Perhaps you don’t, because our fears of each other are not in sync. In this round, I sense that your fears of me, of the world that I have insisted is right for us both, has gathered over a generation. It took time for your fears to trigger my fears, not least because at first, I never thought I needed to fear you.
I heard you but did not listen, all these years when you said that this amazing new world wasn’t amazing for you, for many of you, across the industrialized world; that the open, liquid world I relished, of people and goods and technologies flowing freely, going where they pleased, globally, was not, for you, an emancipation.
I have walked through your towns and, while looking, failed to see. I did notice in Stephenville, Texas, that the town square was dominated by one lawyer’s office after another, because of all the people rotating in and out of the prison. I did notice the barren shops in Wagner, South Dakota, and the VFW gathering hall that stood in mockery of a community’s dream to endure. I did notice at the Lancaster, Pennsylvania Wal-Mart, that far too many people in their 20s and 30s looked a decade or two from death, with patchy, flared-up skin and thinning, stringy hair and browning, ground-down teeth and a lostness in their eyes.
I did notice that the young people I encountered in Paris, in Florence, in Barcelona, had degrees but no place to take them, living on internships well into their 30s, their lives prevented from launching, because of an economy that creates wealth — just not jobs. I did notice the news about those parts of London becoming ghost quarters, where the global super-rich turn fishy money into empty apartments and price lifelong residents of a city, young couples starting out, out of their own home.
And I heard that the fabric of your life was tearing. You used to be able to count on work, and now you couldn’t. You used to be able to nourish your children, and guarantee that they would climb a little bit further in life than you had, and now you couldn’t. You used to be made to feel dignity in your work, and now you didn’t. It used to be normal for people like you to own a home, and now it wasn’t.
I now see as I didn’t before that not having the right skin or right organ is not the only varietal of disadvantage. There is a subtler, quieter disadvantage in having those privileged traits and yet feeling history to be moving away from you; that while the past was hospitable to people like you, the future will be more hospitable to others; that the world is growing less familiar, less yours day by day.

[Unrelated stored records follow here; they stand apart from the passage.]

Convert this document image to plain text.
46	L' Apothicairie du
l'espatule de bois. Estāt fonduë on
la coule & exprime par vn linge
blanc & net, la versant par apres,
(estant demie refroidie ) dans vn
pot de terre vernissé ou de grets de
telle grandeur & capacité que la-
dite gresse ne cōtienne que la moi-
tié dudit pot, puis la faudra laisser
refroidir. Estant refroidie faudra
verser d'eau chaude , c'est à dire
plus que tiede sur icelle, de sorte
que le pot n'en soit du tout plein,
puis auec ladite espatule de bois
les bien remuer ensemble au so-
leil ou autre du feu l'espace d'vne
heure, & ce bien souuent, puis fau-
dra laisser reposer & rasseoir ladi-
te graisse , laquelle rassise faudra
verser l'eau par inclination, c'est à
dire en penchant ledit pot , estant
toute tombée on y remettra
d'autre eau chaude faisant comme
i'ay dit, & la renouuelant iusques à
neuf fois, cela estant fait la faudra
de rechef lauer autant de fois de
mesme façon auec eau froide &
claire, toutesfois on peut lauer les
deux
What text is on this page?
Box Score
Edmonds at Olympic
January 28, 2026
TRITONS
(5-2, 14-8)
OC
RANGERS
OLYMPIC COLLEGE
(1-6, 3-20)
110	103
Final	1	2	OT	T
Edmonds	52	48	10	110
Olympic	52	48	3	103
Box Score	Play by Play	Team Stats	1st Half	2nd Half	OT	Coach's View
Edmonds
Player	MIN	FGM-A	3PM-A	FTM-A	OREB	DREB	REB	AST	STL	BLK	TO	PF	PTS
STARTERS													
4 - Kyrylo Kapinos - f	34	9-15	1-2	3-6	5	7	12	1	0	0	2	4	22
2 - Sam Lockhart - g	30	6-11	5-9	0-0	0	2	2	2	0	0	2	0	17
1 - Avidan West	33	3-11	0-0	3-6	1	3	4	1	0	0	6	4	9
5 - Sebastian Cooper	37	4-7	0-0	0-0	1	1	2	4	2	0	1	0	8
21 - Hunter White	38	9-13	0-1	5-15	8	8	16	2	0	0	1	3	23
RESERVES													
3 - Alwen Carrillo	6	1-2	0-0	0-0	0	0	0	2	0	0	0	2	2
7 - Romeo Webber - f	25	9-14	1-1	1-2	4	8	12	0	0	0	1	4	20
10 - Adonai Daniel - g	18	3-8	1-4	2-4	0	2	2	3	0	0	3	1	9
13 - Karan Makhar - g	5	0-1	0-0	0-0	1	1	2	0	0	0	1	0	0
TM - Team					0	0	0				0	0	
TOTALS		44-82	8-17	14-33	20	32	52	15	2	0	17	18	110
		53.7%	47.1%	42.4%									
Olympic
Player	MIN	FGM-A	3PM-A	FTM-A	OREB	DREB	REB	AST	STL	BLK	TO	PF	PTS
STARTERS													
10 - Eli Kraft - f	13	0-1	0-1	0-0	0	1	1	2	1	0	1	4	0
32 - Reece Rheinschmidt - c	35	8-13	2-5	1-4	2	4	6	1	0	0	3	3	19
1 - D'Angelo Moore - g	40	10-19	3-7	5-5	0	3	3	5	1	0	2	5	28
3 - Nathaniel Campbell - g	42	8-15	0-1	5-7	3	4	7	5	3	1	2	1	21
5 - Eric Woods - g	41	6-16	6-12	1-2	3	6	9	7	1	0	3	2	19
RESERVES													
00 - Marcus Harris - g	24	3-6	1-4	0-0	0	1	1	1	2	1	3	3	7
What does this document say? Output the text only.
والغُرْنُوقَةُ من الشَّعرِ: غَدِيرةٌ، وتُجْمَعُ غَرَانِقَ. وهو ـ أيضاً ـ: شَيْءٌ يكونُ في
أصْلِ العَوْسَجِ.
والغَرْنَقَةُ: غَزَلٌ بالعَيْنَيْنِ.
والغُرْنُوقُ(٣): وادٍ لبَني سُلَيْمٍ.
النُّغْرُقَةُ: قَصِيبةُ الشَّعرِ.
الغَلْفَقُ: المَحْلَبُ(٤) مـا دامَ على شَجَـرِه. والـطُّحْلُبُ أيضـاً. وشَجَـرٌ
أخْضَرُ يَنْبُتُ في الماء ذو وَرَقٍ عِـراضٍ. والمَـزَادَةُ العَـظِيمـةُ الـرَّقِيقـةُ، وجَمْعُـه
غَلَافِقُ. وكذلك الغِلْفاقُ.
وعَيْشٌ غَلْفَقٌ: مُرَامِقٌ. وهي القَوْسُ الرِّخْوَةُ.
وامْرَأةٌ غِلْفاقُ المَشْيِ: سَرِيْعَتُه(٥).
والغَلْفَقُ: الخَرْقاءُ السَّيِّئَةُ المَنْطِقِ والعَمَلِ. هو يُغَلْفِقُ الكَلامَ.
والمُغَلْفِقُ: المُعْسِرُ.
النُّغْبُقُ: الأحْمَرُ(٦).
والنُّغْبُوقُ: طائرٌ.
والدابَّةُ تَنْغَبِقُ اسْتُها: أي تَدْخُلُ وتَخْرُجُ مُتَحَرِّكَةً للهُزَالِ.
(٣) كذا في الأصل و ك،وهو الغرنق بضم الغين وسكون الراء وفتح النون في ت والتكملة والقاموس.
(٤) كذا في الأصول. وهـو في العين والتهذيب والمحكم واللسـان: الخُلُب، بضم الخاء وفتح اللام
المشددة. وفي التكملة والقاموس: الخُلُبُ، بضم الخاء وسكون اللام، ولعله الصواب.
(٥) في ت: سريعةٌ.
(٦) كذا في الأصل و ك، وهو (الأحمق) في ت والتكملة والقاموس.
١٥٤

I will not concede for a moment that old privileges should not dwindle. They cannot dwindle fast enough. It is for you to learn to live in a new century in which there are no bonuses for showing up with the right skin and right organs. If and when your anger turns to hate, please know that there is no space for that in our shared home. But I will admit, fellow citizen, that I have discounted the burden of coping with the loss of status. I have forgotten that what is socially necessary can also be personally gruelling.
A similar thing happened with the economy that you and I share. Just as I cannot and don’t wish to turn back to the clock on equality and diversity, and yet must understand the sense of loss they can inspire, so, too, I refuse and could not if I wished turn back the clock on an ever more closely knit, interdependent world, and on inventions that won’t stop being invented. And yet I must understand your experience of these things.
Yet before you could finish a complaining sentence about the difficulty of living with erratic hours, volatile pay, vanishing opportunities, about the pain of dropping your children off at 24-hour day care to make your 3am shift, I shot back at you — before you could finish your sentence — my dogma, about how what you are actually experiencing was flexibility and freedom.
Language is one of the only things that we truly share, and I sometimes used this joint inheritance to obfuscate and deflect and justify myself; to re-brand what was good for me as something appearing good for us both, when I threw around terms like “the sharing economy,” and “disruption” and “global resourcing.”
I have condescended to you with the idea that you are voting against your economic interests — voting against your interests, as if I know your interests. That is just my dogmatic economism talking. I have a weakness for treating people’s economic interests as their only interest, ignoring things like belonging and pride and the desire to send a message to those who ignore you.
If this goes on, if this goes on, there may be blood. There are already hints of this blood in newspapers every day. There may be roundups, raids, deportations, camps, secessions. And no, I do not think that I exaggerate. There may be even talk of war in places that were certain they were done with it.
We can do this only if we first accept that we have neglected each other. If there is hope to summon in this ominous hour, it is this. We have, for too long, chased various shimmering dreams at the cost of attention to the foundational dream of each other, the dream of tending to each other, of unleashing each other’s wonders, of moving through history together. We could dare to commit to the dream of each other as the thing that matters before every neon thing.